On IntelliJ IDEA, for instance, you can unpack this tar.gz under a project workspace and evaluate. I used fernflower, the IDEA Decompiler, and got into a git repo so you can browse into this repository:
https://github.com/aldrinleal/lambda-java-runtime
Understanding the Lambda Shell Source
Lets see the relevant parts of the source:
/**
* Represents a Shell Interface to AWS Lambda
*/
public class LambdaShell {
public static void main(String[] args) throws Exception {
final Map<String, List<String>> result = new LambdaShell().runCommands(Collections.singletonList("ps -aux"));
System.err.println(result);
}
@LambadaFunction(name="lb_runCommand", memorySize = 512, timeout = 300, role="*/lambda_s3_full")
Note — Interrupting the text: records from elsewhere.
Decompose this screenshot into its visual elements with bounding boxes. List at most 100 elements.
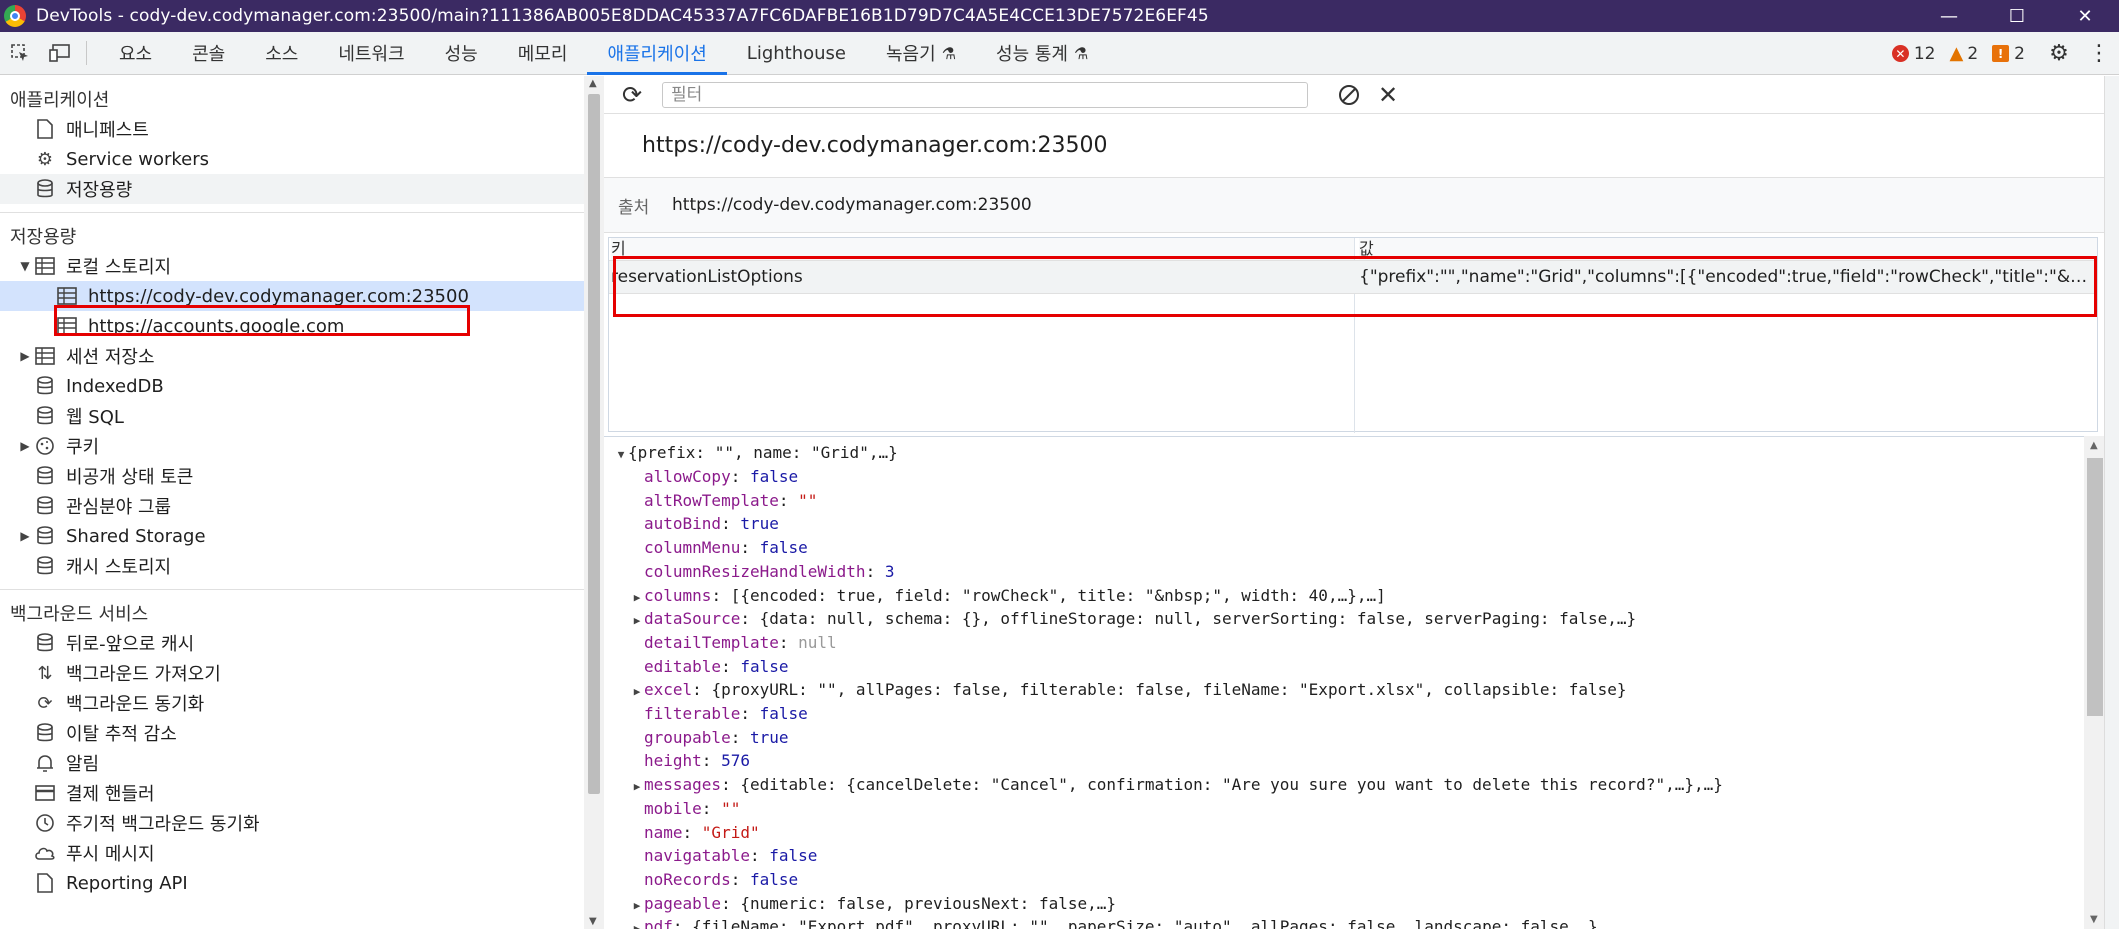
collapsed-triangle-icon[interactable]: ▶ [18, 439, 32, 453]
sidebar-item-background-sync[interactable]: ⟳ 백그라운드 동기화 [0, 688, 584, 718]
tree-property-row[interactable]: groupable: true [630, 726, 789, 750]
sidebar-item-periodic-background-sync[interactable]: 주기적 백그라운드 동기화 [0, 808, 584, 838]
tree-property-row[interactable]: ▶ dataSource: {data: null, schema: {}, of… [630, 607, 1637, 633]
storage-main-pane: ⟳ ✕ https://cody-dev.codymanager.com:235… [604, 76, 2119, 929]
tab-application[interactable]: 애플리케이션 [587, 32, 728, 75]
sidebar-item-local-storage-google[interactable]: https://accounts.google.com [0, 311, 584, 341]
sidebar-item-session-storage[interactable]: ▶ 세션 저장소 [0, 341, 584, 371]
issues-icon: ! [1992, 45, 2010, 62]
tree-property-row[interactable]: name: "Grid" [630, 821, 760, 845]
delete-selected-icon[interactable]: ✕ [1378, 81, 1398, 109]
tab-sources[interactable]: 소스 [245, 32, 318, 75]
sidebar-item-notifications[interactable]: 알림 [0, 748, 584, 778]
property-colon: : [778, 490, 799, 510]
minimize-button[interactable]: — [1915, 0, 1983, 32]
expanded-triangle-icon[interactable]: ▼ [18, 259, 32, 273]
sidebar-item-manifest[interactable]: 매니페스트 [0, 114, 584, 144]
filter-input[interactable] [662, 81, 1308, 108]
sidebar-item-bounce-tracking[interactable]: 이탈 추적 감소 [0, 718, 584, 748]
tree-property-row[interactable]: columnMenu: false [630, 536, 808, 560]
tree-property-row[interactable]: columnResizeHandleWidth: 3 [630, 560, 894, 584]
sidebar-item-web-sql[interactable]: 웹 SQL [0, 401, 584, 431]
sidebar-item-private-state-tokens[interactable]: 비공개 상태 토큰 [0, 461, 584, 491]
tree-property-row[interactable]: ▶ pdf: {fileName: "Export.pdf", proxyURL:… [630, 915, 1598, 929]
preview-scrollbar[interactable]: ▲ ▼ [2084, 436, 2106, 929]
tab-elements[interactable]: 요소 [99, 32, 172, 75]
table-row[interactable]: reservationListOptions {"prefix":"","nam… [609, 260, 2097, 294]
tab-console[interactable]: 콘솔 [172, 32, 245, 75]
tab-recorder[interactable]: 녹음기 ⚗ [866, 32, 976, 75]
sidebar-item-push-messaging[interactable]: 푸시 메시지 [0, 838, 584, 868]
tree-property-row[interactable]: ▶ columns: [{encoded: true, field: "rowCh… [630, 584, 1386, 608]
tree-property-row[interactable]: mobile: "" [630, 797, 740, 821]
tab-lighthouse[interactable]: Lighthouse [727, 32, 866, 75]
sidebar-item-reporting-api[interactable]: Reporting API [0, 868, 584, 898]
clear-all-icon[interactable] [1336, 82, 1362, 108]
scroll-down-arrow-icon[interactable]: ▼ [2090, 914, 2098, 925]
property-key: noRecords [644, 869, 731, 889]
collapsed-triangle-icon[interactable]: ▶ [630, 586, 644, 610]
tree-property-row[interactable]: ▶ messages: {editable: {cancelDelete: "Ca… [630, 773, 1723, 797]
scroll-down-arrow-icon[interactable]: ▼ [589, 916, 597, 927]
tree-property-row[interactable]: autoBind: true [630, 512, 779, 536]
tab-performance[interactable]: 성능 [425, 32, 498, 75]
sidebar-item-interest-groups[interactable]: 관심분야 그룹 [0, 491, 584, 521]
issues-count-badge[interactable]: ! 2 [1992, 44, 2025, 64]
collapsed-triangle-icon[interactable]: ▶ [630, 917, 644, 929]
sidebar-item-shared-storage[interactable]: ▶ Shared Storage [0, 521, 584, 551]
tree-property-row[interactable]: noRecords: false [630, 868, 798, 892]
more-options-icon[interactable]: ⋮ [2079, 32, 2119, 75]
sidebar-scroll-thumb[interactable] [588, 94, 600, 794]
scroll-up-arrow-icon[interactable]: ▲ [589, 78, 597, 89]
sidebar-item-local-storage[interactable]: ▼ 로컬 스토리지 [0, 251, 584, 281]
property-value: false [759, 704, 808, 723]
device-toolbar-icon[interactable] [40, 32, 80, 75]
collapsed-triangle-icon[interactable]: ▶ [18, 349, 32, 363]
tree-property-row[interactable]: filterable: false [630, 702, 808, 726]
collapsed-triangle-icon[interactable]: ▶ [630, 680, 644, 704]
preview-scroll-thumb[interactable] [2087, 458, 2103, 716]
tab-memory[interactable]: 메모리 [498, 32, 588, 75]
storage-toolbar: ⟳ ✕ [604, 76, 2119, 114]
sidebar-item-service-workers[interactable]: ⚙ Service workers [0, 144, 584, 174]
sidebar-item-cookies[interactable]: ▶ 쿠키 [0, 431, 584, 461]
collapsed-triangle-icon[interactable]: ▶ [630, 775, 644, 799]
column-header-value[interactable]: 값 [1359, 238, 2097, 260]
sidebar-item-indexeddb[interactable]: IndexedDB [0, 371, 584, 401]
row-value[interactable]: {"prefix":"","name":"Grid","columns":[{"… [1359, 267, 2091, 287]
sidebar-item-bfcache[interactable]: 뒤로-앞으로 캐시 [0, 628, 584, 658]
tree-property-row[interactable]: ▶ pageable: {numeric: false, previousNext… [630, 892, 1116, 916]
tree-property-row[interactable]: navigatable: false [630, 844, 817, 868]
settings-gear-icon[interactable]: ⚙ [2039, 32, 2079, 75]
sidebar-item-cache-storage[interactable]: 캐시 스토리지 [0, 551, 584, 581]
collapsed-triangle-icon[interactable]: ▶ [630, 609, 644, 633]
sidebar-item-storage[interactable]: 저장용량 [0, 174, 584, 204]
collapsed-triangle-icon[interactable]: ▶ [18, 529, 32, 543]
error-count-badge[interactable]: ✕ 12 [1891, 44, 1936, 64]
close-window-button[interactable]: ✕ [2051, 0, 2119, 32]
sidebar-item-background-fetch[interactable]: ⇅ 백그라운드 가져오기 [0, 658, 584, 688]
scroll-up-arrow-icon[interactable]: ▲ [2090, 440, 2098, 451]
sidebar-scrollbar[interactable]: ▲ ▼ [584, 76, 604, 929]
tree-property-row[interactable]: ▶ excel: {proxyURL: "", allPages: false, … [630, 678, 1627, 702]
tree-property-row[interactable]: editable: false [630, 655, 789, 679]
inspect-element-icon[interactable] [0, 32, 40, 75]
column-header-key[interactable]: 키 [611, 238, 1354, 260]
sidebar-item-label: IndexedDB [66, 375, 164, 397]
tree-property-row[interactable]: altRowTemplate: "" [630, 489, 817, 513]
expanded-triangle-icon[interactable]: ▼ [614, 443, 628, 467]
warning-count-badge[interactable]: ▲ 2 [1950, 43, 1979, 64]
tree-property-row[interactable]: detailTemplate: null [630, 631, 837, 655]
collapsed-triangle-icon[interactable]: ▶ [630, 894, 644, 918]
tab-recorder-label: 녹음기 [886, 44, 936, 65]
tree-property-row[interactable]: height: 576 [630, 749, 750, 773]
refresh-icon[interactable]: ⟳ [618, 81, 646, 109]
sidebar-item-local-storage-cody-dev[interactable]: https://cody-dev.codymanager.com:23500 [0, 281, 584, 311]
tree-root[interactable]: ▼ {prefix: "", name: "Grid",…} [614, 441, 898, 465]
tree-property-row[interactable]: allowCopy: false [630, 465, 798, 489]
tab-network[interactable]: 네트워크 [318, 32, 424, 75]
tab-performance-insights[interactable]: 성능 통계 ⚗ [976, 32, 1108, 75]
sidebar-item-payment-handler[interactable]: 결제 핸들러 [0, 778, 584, 808]
maximize-button[interactable]: ☐ [1983, 0, 2051, 32]
row-key[interactable]: reservationListOptions [611, 267, 803, 287]
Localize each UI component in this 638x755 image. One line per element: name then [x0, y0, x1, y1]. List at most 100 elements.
public Map<String, List<String>> runCommands(List<String> inCommands) throws Exception {
Map<String, List<String>> result = new LinkedHashMap<>();
for (String e : inCommands) {
List<String> commandResult = runCommand(e);
result.put(e, commandResult);
}
return result;
}
public List<String> runCommand(String command) throws Exception {
String[] args = command.split("\\s+");
if (command.startsWith("!aws s3 cp")) {
// !aws s3 cp <sourceFile> <targetPath>
String sourceFile = args[3];
String targetPath = args[4];
copyFile(sourceFile, targetPath);
} else {
final ByteArrayOutputStream os = new ByteArrayOutputStream();
runCommandArray(os, args);
return Arrays.asList(new String(os.toByteArray()).split("\n"));
}
return null;
}
private void copyFile(String sourceFile, String targetPath) {
AmazonS3 s3Client = new AmazonS3Client();
AmazonS3URI uri = new AmazonS3URI(targetPath);
String key = uri.getKey();
String bucketName = uri.getBucket();
s3Client.putObject(new PutObjectRequest(bucketName, key, new File(sourceFile)));
}
}
The main() method is a test stub. Lambda won't use it under any circunstances, so we could test/debug it locally on my workstation. However, the next method is more interesting:
@LambadaFunction(name="lb_runCommand", memorySize = 512, timeout = 300, role="*/lambda_s3_full")
public Map<String, List<String>> runCommands(List<String> inCommands) throws Exception {
It tells us several things:
- By default, we use the
lambda_basic_executionrole (it is configurable on the lambda-maven-plugin). But here, we are overwriting its role to uselambda_s3_full- which we created previously. - We are also overwriting memory size and timeout. Timeouts larger than 60 (seconds) don't have their output shown into the AWS Lambda Console (but you can see it under CloudWatch Logs though)
- We're using bare structures. Reading an array and return a map of list of strings.
The method runCommand actually delegates between spawning a shell (wrapped into a .sh file) and/or running the aws s3 cp command (which is defined on the copyFile method.
Understanding the Runtime Source Code
TBD
Concluding
This method is useful, since we can validate the contents of the built-in container used for AWS Lambda (it is often updated - see its docs for reference), as well as investigate its inner workings and allowing us to run commands.